A zen garden is not a garden in the traditional Western way of thinking. A zen garden generally does not contain plants. If it does, the plants need to be meaningful to the individual and they need to be minimal in number. A zen garden should have a feeling of openness about it. A zen garden is about inner peace and tranquility. It is about Feng Shui and karma. It is about being at one with the universe.A zen garden can be any size and any shape. Depending on your needs and your resources, a zen garden can be as large as your entire yard, or it can be the size of a small notebook and sit serenely on your desk. A zen garden can even be built inside a flower pot.

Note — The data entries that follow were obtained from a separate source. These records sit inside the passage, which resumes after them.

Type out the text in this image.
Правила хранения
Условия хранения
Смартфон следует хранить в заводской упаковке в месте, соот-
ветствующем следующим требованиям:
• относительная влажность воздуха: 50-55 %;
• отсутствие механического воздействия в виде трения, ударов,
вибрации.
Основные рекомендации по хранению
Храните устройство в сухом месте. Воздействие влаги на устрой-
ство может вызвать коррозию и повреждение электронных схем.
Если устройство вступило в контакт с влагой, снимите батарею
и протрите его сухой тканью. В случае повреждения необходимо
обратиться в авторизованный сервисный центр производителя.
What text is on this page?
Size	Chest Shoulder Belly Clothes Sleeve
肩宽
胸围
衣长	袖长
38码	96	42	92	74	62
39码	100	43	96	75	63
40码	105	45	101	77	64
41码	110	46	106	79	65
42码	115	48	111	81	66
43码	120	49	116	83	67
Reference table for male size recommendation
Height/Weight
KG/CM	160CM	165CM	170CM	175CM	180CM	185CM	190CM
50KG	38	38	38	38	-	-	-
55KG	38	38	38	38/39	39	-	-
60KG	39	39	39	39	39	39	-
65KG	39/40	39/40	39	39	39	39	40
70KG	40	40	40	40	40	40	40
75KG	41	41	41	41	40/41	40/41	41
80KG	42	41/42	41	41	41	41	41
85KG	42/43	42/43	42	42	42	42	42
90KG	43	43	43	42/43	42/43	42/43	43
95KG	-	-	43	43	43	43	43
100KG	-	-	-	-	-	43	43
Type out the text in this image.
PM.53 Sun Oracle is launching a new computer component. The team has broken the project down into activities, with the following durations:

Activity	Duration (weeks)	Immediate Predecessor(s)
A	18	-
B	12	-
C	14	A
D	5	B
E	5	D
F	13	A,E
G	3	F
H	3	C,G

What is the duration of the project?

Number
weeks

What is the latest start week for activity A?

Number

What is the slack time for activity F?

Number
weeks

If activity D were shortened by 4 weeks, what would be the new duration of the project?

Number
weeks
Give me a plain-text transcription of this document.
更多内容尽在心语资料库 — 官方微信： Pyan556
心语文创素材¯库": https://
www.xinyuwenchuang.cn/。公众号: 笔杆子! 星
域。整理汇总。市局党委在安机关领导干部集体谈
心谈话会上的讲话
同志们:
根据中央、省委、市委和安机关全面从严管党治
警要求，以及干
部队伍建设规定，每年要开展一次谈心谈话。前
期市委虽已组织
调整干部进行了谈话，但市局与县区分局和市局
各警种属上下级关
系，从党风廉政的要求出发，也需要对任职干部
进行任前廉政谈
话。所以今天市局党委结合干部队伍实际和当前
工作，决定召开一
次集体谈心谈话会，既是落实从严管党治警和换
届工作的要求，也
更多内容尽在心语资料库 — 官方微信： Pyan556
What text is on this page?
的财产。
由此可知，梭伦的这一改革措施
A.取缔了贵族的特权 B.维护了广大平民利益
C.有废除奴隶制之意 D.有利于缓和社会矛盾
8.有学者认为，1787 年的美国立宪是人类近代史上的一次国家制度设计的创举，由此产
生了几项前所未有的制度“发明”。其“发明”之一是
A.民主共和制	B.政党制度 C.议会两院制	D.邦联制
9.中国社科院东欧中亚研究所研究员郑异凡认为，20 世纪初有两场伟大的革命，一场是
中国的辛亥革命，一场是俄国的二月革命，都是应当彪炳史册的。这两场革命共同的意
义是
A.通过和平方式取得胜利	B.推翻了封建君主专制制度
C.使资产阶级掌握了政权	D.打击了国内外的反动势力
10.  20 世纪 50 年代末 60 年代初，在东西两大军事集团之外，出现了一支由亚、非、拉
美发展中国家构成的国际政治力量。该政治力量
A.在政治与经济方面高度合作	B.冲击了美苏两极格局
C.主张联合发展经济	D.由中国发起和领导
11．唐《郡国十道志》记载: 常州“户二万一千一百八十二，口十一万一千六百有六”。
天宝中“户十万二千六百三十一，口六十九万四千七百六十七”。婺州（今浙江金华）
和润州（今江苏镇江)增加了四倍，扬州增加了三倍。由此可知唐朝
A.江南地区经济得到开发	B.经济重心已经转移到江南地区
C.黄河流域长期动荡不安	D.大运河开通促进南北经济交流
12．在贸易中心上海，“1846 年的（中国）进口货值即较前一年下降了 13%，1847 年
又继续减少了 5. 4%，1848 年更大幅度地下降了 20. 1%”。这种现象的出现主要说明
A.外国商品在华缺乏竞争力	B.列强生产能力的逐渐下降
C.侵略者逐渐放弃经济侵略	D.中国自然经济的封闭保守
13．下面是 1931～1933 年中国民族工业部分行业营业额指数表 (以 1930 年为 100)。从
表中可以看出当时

From Quick Guide: Healing Gardens
Difficulty: Easy
Instructions

Things You'll Need:

  • A container
  • Sand
  • Rake
  • Peaceful objects that have meaning to you

    How to Make a Zen Garden

  1. Step 1

    Decide on a location for your zen garden. This can be an outdoor location, or it can be a small area on a desk or cabinet.

  2. Step 2

    Build a frame for your garden. It can be any shape that is pleasing to you and makes you feel good. If building outside, 4X4s or railroad ties make excellent border materials. If building a small zen garden, find 4 pieces of 1 inch high wood and glue together. You will need a bottom panel for your indoor garden.If making an outdoor zen garden, lay a black plastic weed barrier inside your garden.

  3. Step 3

    Fill your garden to the top with pure white sand. If building an indoor garden, one bag of sand from a hobby store should be sufficient. If building an outdoor garden, purchase clean white sand at your local hardware or garden supply center. Sand in an outdoor garden needs to be a minimum of 2 inches deep (preferably deeper); for an indoor garden a minimum of 1 inch of sand is best for raking purposes.

  4. Step 4

    Add a few soothing, calming objects to your garden. Objects may include old pieces of weathered wood or rocks with pleasing shapes and/or colors. Plants should be kept to a minimum since they cannot be nourished by the sand. Keep the flow of your garden open and natural and pleasing to you.

  5. Step 5

    Rake sand in long curving patterns, like waves on the ocean. Rake only the top inch or so of sand in an outdoor garden. Go with the flow, as they say. Rake in patterns that feel good and right for you. Allow any negative energy you might be feeling to pass through the rake and into the sand. If you have a small indoor garden, purchase a small rake or even a back scratcher. Rake lightly in patterns that are pleasing to you.

  6. Step 6

    Objects in your garden should have rounded edges with no sharp corners. The idea is for good karma (energy) to be able to flow through your garden in graceful arcs. Items can be removed from your garden or added to it as your feelings, ideas, moods, and needs change. This is your garden and the purpose of it is to make you feel happy and content.

Tips & Warnings
  • Try to live your life in a way that creates no bad karma. Karma is a universal balance of good and evil. Filling your life with good karma will help to make your zen garden experience more meaningful. Visit local zen gardens to get ideas for your own garden.